33 1/3’s catalog is by now expansive enough that it probably includes a book on at least one Album That Changed Your Life Forever. But if you find it lacking, you can take matters into your own hands: 33 1/3’s editors are currently accepting proposals, due December 31, for the series’ next batch of volumes. Pick an album, put on your headphones, and start typing.
Thursday, October 16, 2008 10:51 AM
For 13 years and 75 issues, No Depression was a beloved chronicler of the alt-country music world. In February of this year, the magazine’s publishers sadly announced they were halting production, citing insufficient ad revenue, a music industry in transition, and the troubled economy.
“Barring the intercession of unknown angels, you hold in your hands the next-to-the-last edition of No Depression we will publish,” publishers Grant Alden, Peter Blackstock and Kyla Fairchild wrote in the magazine’s March-April issue.

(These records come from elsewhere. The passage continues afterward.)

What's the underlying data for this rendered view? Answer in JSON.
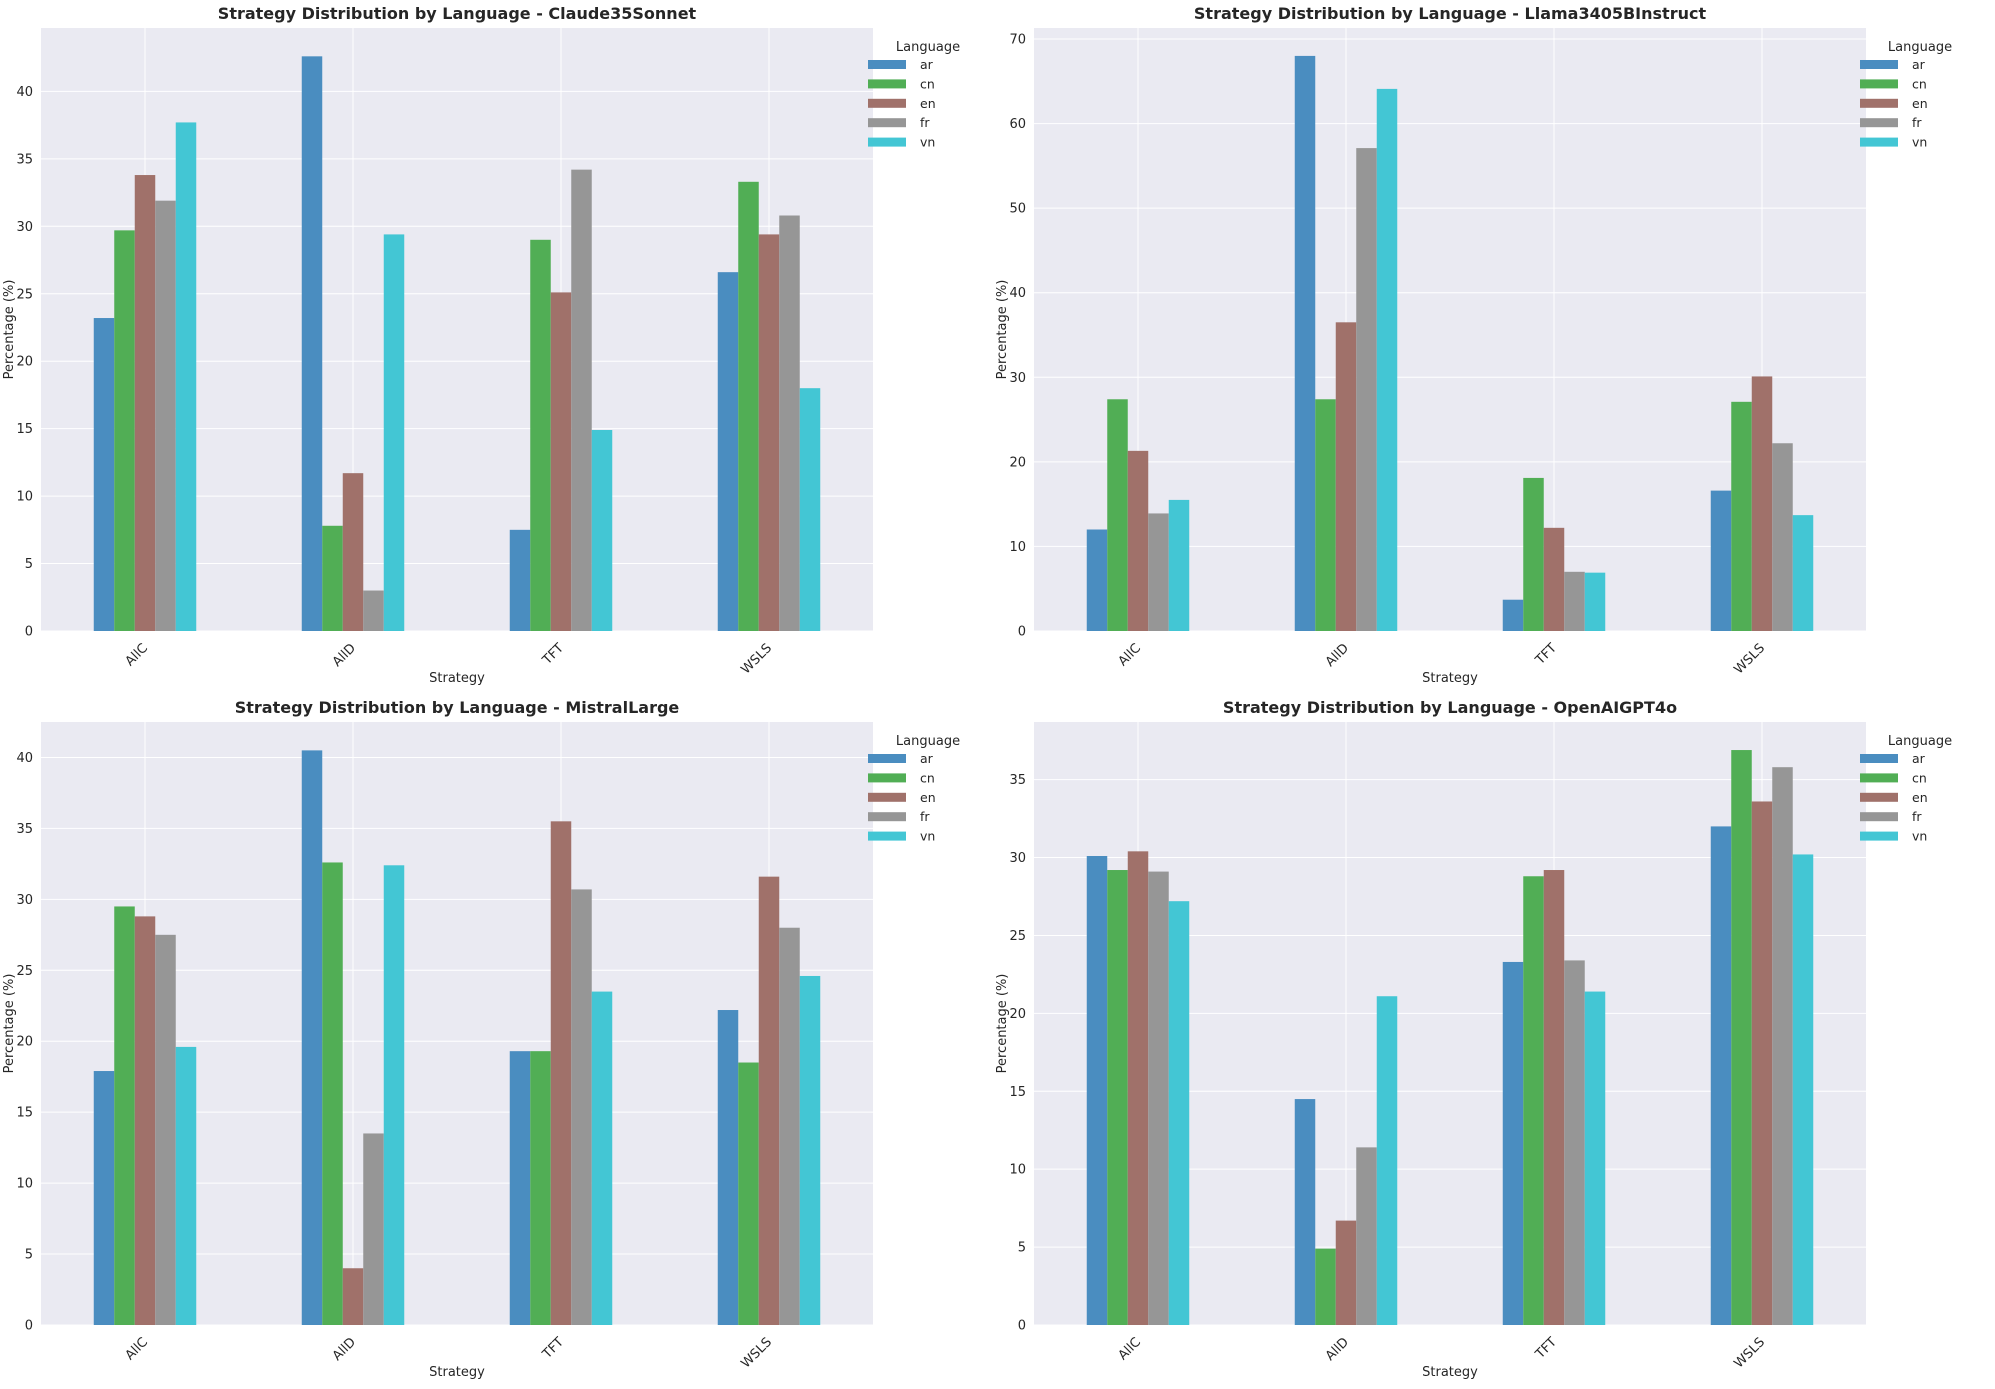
{
  "colors": {
    "ar": "#4a8dc0",
    "cn": "#51ae55",
    "en": "#a0716a",
    "fr": "#969696",
    "vn": "#43c6d4",
    "plot_bg": "#eaeaf2",
    "grid": "#ffffff"
  },
  "chart_data": [
    {
      "type": "bar",
      "title": "Strategy Distribution by Language - Claude35Sonnet",
      "xlabel": "Strategy",
      "ylabel": "Percentage (%)",
      "categories": [
        "AllC",
        "AllD",
        "TFT",
        "WSLS"
      ],
      "ylim": [
        0,
        44.7
      ],
      "yticks": [
        0,
        5,
        10,
        15,
        20,
        25,
        30,
        35,
        40
      ],
      "legend_title": "Language",
      "legend_position": "upper-right-outside",
      "grid": true,
      "series": [
        {
          "name": "ar",
          "values": [
            23.2,
            42.6,
            7.5,
            26.6
          ]
        },
        {
          "name": "cn",
          "values": [
            29.7,
            7.8,
            29.0,
            33.3
          ]
        },
        {
          "name": "en",
          "values": [
            33.8,
            11.7,
            25.1,
            29.4
          ]
        },
        {
          "name": "fr",
          "values": [
            31.9,
            3.0,
            34.2,
            30.8
          ]
        },
        {
          "name": "vn",
          "values": [
            37.7,
            29.4,
            14.9,
            18.0
          ]
        }
      ]
    },
    {
      "type": "bar",
      "title": "Strategy Distribution by Language - Llama3405BInstruct",
      "xlabel": "Strategy",
      "ylabel": "Percentage (%)",
      "categories": [
        "AllC",
        "AllD",
        "TFT",
        "WSLS"
      ],
      "ylim": [
        0,
        71.3
      ],
      "yticks": [
        0,
        10,
        20,
        30,
        40,
        50,
        60,
        70
      ],
      "legend_title": "Language",
      "legend_position": "upper-right-outside",
      "grid": true,
      "series": [
        {
          "name": "ar",
          "values": [
            12.0,
            68.0,
            3.7,
            16.6
          ]
        },
        {
          "name": "cn",
          "values": [
            27.4,
            27.4,
            18.1,
            27.1
          ]
        },
        {
          "name": "en",
          "values": [
            21.3,
            36.5,
            12.2,
            30.1
          ]
        },
        {
          "name": "fr",
          "values": [
            13.9,
            57.1,
            7.0,
            22.2
          ]
        },
        {
          "name": "vn",
          "values": [
            15.5,
            64.1,
            6.9,
            13.7
          ]
        }
      ]
    },
    {
      "type": "bar",
      "title": "Strategy Distribution by Language - MistralLarge",
      "xlabel": "Strategy",
      "ylabel": "Percentage (%)",
      "categories": [
        "AllC",
        "AllD",
        "TFT",
        "WSLS"
      ],
      "ylim": [
        0,
        42.5
      ],
      "yticks": [
        0,
        5,
        10,
        15,
        20,
        25,
        30,
        35,
        40
      ],
      "legend_title": "Language",
      "legend_position": "upper-right-outside",
      "grid": true,
      "series": [
        {
          "name": "ar",
          "values": [
            17.9,
            40.5,
            19.3,
            22.2
          ]
        },
        {
          "name": "cn",
          "values": [
            29.5,
            32.6,
            19.3,
            18.5
          ]
        },
        {
          "name": "en",
          "values": [
            28.8,
            4.0,
            35.5,
            31.6
          ]
        },
        {
          "name": "fr",
          "values": [
            27.5,
            13.5,
            30.7,
            28.0
          ]
        },
        {
          "name": "vn",
          "values": [
            19.6,
            32.4,
            23.5,
            24.6
          ]
        }
      ]
    },
    {
      "type": "bar",
      "title": "Strategy Distribution by Language - OpenAIGPT4o",
      "xlabel": "Strategy",
      "ylabel": "Percentage (%)",
      "categories": [
        "AllC",
        "AllD",
        "TFT",
        "WSLS"
      ],
      "ylim": [
        0,
        38.7
      ],
      "yticks": [
        0,
        5,
        10,
        15,
        20,
        25,
        30,
        35
      ],
      "legend_title": "Language",
      "legend_position": "upper-right-outside",
      "grid": true,
      "series": [
        {
          "name": "ar",
          "values": [
            30.1,
            14.5,
            23.3,
            32.0
          ]
        },
        {
          "name": "cn",
          "values": [
            29.2,
            4.9,
            28.8,
            36.9
          ]
        },
        {
          "name": "en",
          "values": [
            30.4,
            6.7,
            29.2,
            33.6
          ]
        },
        {
          "name": "fr",
          "values": [
            29.1,
            11.4,
            23.4,
            35.8
          ]
        },
        {
          "name": "vn",
          "values": [
            27.2,
            21.1,
            21.4,
            30.2
          ]
        }
      ]
    }
  ]
}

Just eight months later, Alden and Blackstock provide this addendum: “As it turned out, the angels who interceded to preserve No Depression were mostly well-known to us. Some who responded were rank strangers; all were generous and kind.” So begins issue #76 of the resurrected magazine, in the form of a lavish, 145-page, ad-free paperback—or, in the words of its cover copy, “bookazine (whatever that is).”
Published by the University of Texas Press and hitting stands this week, the theme of Issue #76 is “The Next Generation,” its cover graced by Abigail Washburn and the Sparrow Quartet and its profiles mostly devoted to emerging artists like the Infamous Stringdusters, Bowerbirds, and Samantha Crain. Tucked in the back of the issue is a feature on Hanson—yes, that Hanson.

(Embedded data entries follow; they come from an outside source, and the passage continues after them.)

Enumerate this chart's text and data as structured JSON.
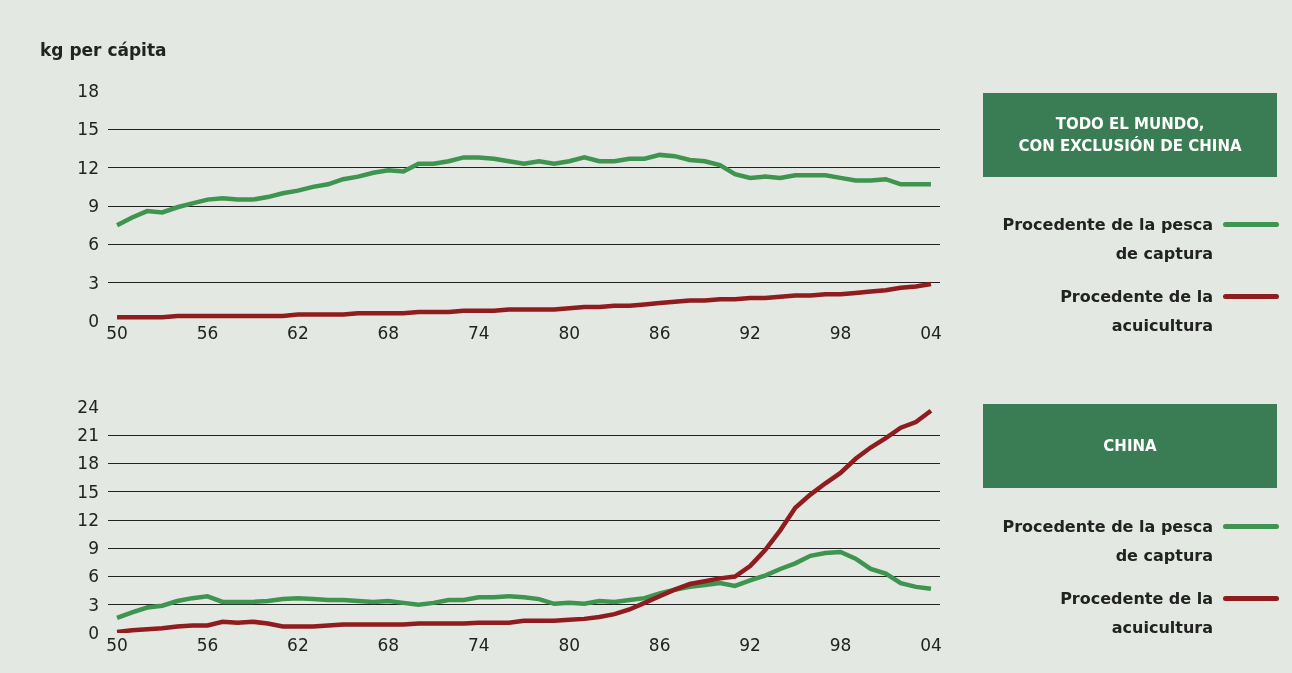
{
  "chart_data": [
    {
      "type": "line",
      "legend_title": "TODO EL MUNDO, CON EXCLUSIÓN DE CHINA",
      "ylabel": "kg per cápita",
      "x": [
        1950,
        1951,
        1952,
        1953,
        1954,
        1955,
        1956,
        1957,
        1958,
        1959,
        1960,
        1961,
        1962,
        1963,
        1964,
        1965,
        1966,
        1967,
        1968,
        1969,
        1970,
        1971,
        1972,
        1973,
        1974,
        1975,
        1976,
        1977,
        1978,
        1979,
        1980,
        1981,
        1982,
        1983,
        1984,
        1985,
        1986,
        1987,
        1988,
        1989,
        1990,
        1991,
        1992,
        1993,
        1994,
        1995,
        1996,
        1997,
        1998,
        1999,
        2000,
        2001,
        2002,
        2003,
        2004
      ],
      "series": [
        {
          "name": "Procedente de la pesca de captura",
          "color": "#3f9450",
          "values": [
            7.5,
            8.1,
            8.6,
            8.5,
            8.9,
            9.2,
            9.5,
            9.6,
            9.5,
            9.5,
            9.7,
            10.0,
            10.2,
            10.5,
            10.7,
            11.1,
            11.3,
            11.6,
            11.8,
            11.7,
            12.3,
            12.3,
            12.5,
            12.8,
            12.8,
            12.7,
            12.5,
            12.3,
            12.5,
            12.3,
            12.5,
            12.8,
            12.5,
            12.5,
            12.7,
            12.7,
            13.0,
            12.9,
            12.6,
            12.5,
            12.2,
            11.5,
            11.2,
            11.3,
            11.2,
            11.4,
            11.4,
            11.4,
            11.2,
            11.0,
            11.0,
            11.1,
            10.7,
            10.7,
            10.7
          ]
        },
        {
          "name": "Procedente de la acuicultura",
          "color": "#8f1c1e",
          "values": [
            0.3,
            0.3,
            0.3,
            0.3,
            0.4,
            0.4,
            0.4,
            0.4,
            0.4,
            0.4,
            0.4,
            0.4,
            0.5,
            0.5,
            0.5,
            0.5,
            0.6,
            0.6,
            0.6,
            0.6,
            0.7,
            0.7,
            0.7,
            0.8,
            0.8,
            0.8,
            0.9,
            0.9,
            0.9,
            0.9,
            1.0,
            1.1,
            1.1,
            1.2,
            1.2,
            1.3,
            1.4,
            1.5,
            1.6,
            1.6,
            1.7,
            1.7,
            1.8,
            1.8,
            1.9,
            2.0,
            2.0,
            2.1,
            2.1,
            2.2,
            2.3,
            2.4,
            2.6,
            2.7,
            2.9
          ]
        }
      ],
      "xlim": [
        1949.4,
        2004.6
      ],
      "xticks": [
        {
          "value": 1950,
          "label": "50"
        },
        {
          "value": 1956,
          "label": "56"
        },
        {
          "value": 1962,
          "label": "62"
        },
        {
          "value": 1968,
          "label": "68"
        },
        {
          "value": 1974,
          "label": "74"
        },
        {
          "value": 1980,
          "label": "80"
        },
        {
          "value": 1986,
          "label": "86"
        },
        {
          "value": 1992,
          "label": "92"
        },
        {
          "value": 1998,
          "label": "98"
        },
        {
          "value": 2004,
          "label": "04"
        }
      ],
      "ylim": [
        0,
        18
      ],
      "yticks": [
        0,
        3,
        6,
        9,
        12,
        15,
        18
      ],
      "grid": "y",
      "legend": "right",
      "marker": "none",
      "line_style": "solid"
    },
    {
      "type": "line",
      "legend_title": "CHINA",
      "x": [
        1950,
        1951,
        1952,
        1953,
        1954,
        1955,
        1956,
        1957,
        1958,
        1959,
        1960,
        1961,
        1962,
        1963,
        1964,
        1965,
        1966,
        1967,
        1968,
        1969,
        1970,
        1971,
        1972,
        1973,
        1974,
        1975,
        1976,
        1977,
        1978,
        1979,
        1980,
        1981,
        1982,
        1983,
        1984,
        1985,
        1986,
        1987,
        1988,
        1989,
        1990,
        1991,
        1992,
        1993,
        1994,
        1995,
        1996,
        1997,
        1998,
        1999,
        2000,
        2001,
        2002,
        2003,
        2004
      ],
      "series": [
        {
          "name": "Procedente de la pesca de captura",
          "color": "#3f9450",
          "values": [
            1.6,
            2.2,
            2.7,
            2.9,
            3.4,
            3.7,
            3.9,
            3.3,
            3.3,
            3.3,
            3.4,
            3.6,
            3.7,
            3.6,
            3.5,
            3.5,
            3.4,
            3.3,
            3.4,
            3.2,
            3.0,
            3.2,
            3.5,
            3.5,
            3.8,
            3.8,
            3.9,
            3.8,
            3.6,
            3.1,
            3.2,
            3.1,
            3.4,
            3.3,
            3.5,
            3.7,
            4.2,
            4.6,
            4.9,
            5.1,
            5.3,
            5.0,
            5.6,
            6.1,
            6.8,
            7.4,
            8.2,
            8.5,
            8.6,
            7.9,
            6.8,
            6.3,
            5.3,
            4.9,
            4.7
          ]
        },
        {
          "name": "Procedente de la acuicultura",
          "color": "#8f1c1e",
          "values": [
            0.1,
            0.3,
            0.4,
            0.5,
            0.7,
            0.8,
            0.8,
            1.2,
            1.1,
            1.2,
            1.0,
            0.7,
            0.7,
            0.7,
            0.8,
            0.9,
            0.9,
            0.9,
            0.9,
            0.9,
            1.0,
            1.0,
            1.0,
            1.0,
            1.1,
            1.1,
            1.1,
            1.3,
            1.3,
            1.3,
            1.4,
            1.5,
            1.7,
            2.0,
            2.5,
            3.2,
            3.9,
            4.6,
            5.2,
            5.5,
            5.8,
            6.0,
            7.1,
            8.8,
            10.9,
            13.3,
            14.7,
            15.9,
            17.0,
            18.5,
            19.7,
            20.7,
            21.8,
            22.4,
            23.6
          ]
        }
      ],
      "xlim": [
        1949.4,
        2004.6
      ],
      "xticks": [
        {
          "value": 1950,
          "label": "50"
        },
        {
          "value": 1956,
          "label": "56"
        },
        {
          "value": 1962,
          "label": "62"
        },
        {
          "value": 1968,
          "label": "68"
        },
        {
          "value": 1974,
          "label": "74"
        },
        {
          "value": 1980,
          "label": "80"
        },
        {
          "value": 1986,
          "label": "86"
        },
        {
          "value": 1992,
          "label": "92"
        },
        {
          "value": 1998,
          "label": "98"
        },
        {
          "value": 2004,
          "label": "04"
        }
      ],
      "ylim": [
        0,
        24
      ],
      "yticks": [
        0,
        3,
        6,
        9,
        12,
        15,
        18,
        21,
        24
      ],
      "grid": "y",
      "legend": "right",
      "marker": "none",
      "line_style": "solid"
    }
  ]
}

No Depression’s online organ—currently offline, but set to relaunch soon—will continue with news and reviews, along with a near-complete archive of back issues. The bookazine, published semiannually, will contain less time-sensitive content.
In a troubled publishing industry, No Depression’s unique reincarnation might provide a model for other endangered or extinct publications—the bookazine represents one altered, but not necessarily diminished, manifestation of the independent magazine in a changing media landscape.
Tuesday, August 05, 2008 12:00 PM
Not to be confused with the personalized mixes we make for ourselves and our friends, underground mix tapes—or these days, mixes burned to CDs—are the DIY recordings that unsigned hip-hop acts hawk on the street and at their shows.
Hip-hop mix tapes emanate from an involved subculture that the young magazine Foundation covers with an insider’s expertise. Philadelphia Weekly profiled the magazine’s founders, a trio of young men who began the magazine four years ago, lacking any formal writing experience but recognizing an underserved niche of mix tape criticism and commentary.
While rock bands peddle demos, unsigned hip-hop artists make mixes of themselves rapping over cobbled-together beats. It’s how most major performers, such as 50 Cent and Lil Wayne, got their start, and many major-label artists still reserve their rawest material for the medium, as if to repay their oldest and most loyal fans.
It’s an ethos that naturally appeals to DIY enthusiasts in other art forms, like writing. In the Believer, Found magazine’s Davy Rothbart was moved to sing the praises of mix tapes—arguably the sonic analog to his scrappy literary enterprise:
“The sleek and sanded major-label concoctions on sale at Circuit City are counterbalanced by hundreds, maybe thousands of great, unheard albums … I can’t help but respect the punk-rock, DIY spirit of anybody who makes art and tries to sell it to strangers on the street. After all, I do the same shit myself: Every year I hop in a van and go city to city selling my zines.”
Foundation has followed an upward trajectory similar to the artists it covers, from small-time music mag to venerated authority. Its story is heartening not simply because its writers are passionate about their subjects, but also because the magazine is a runaway success—an increasingly rare thing in today’s print-media landscape.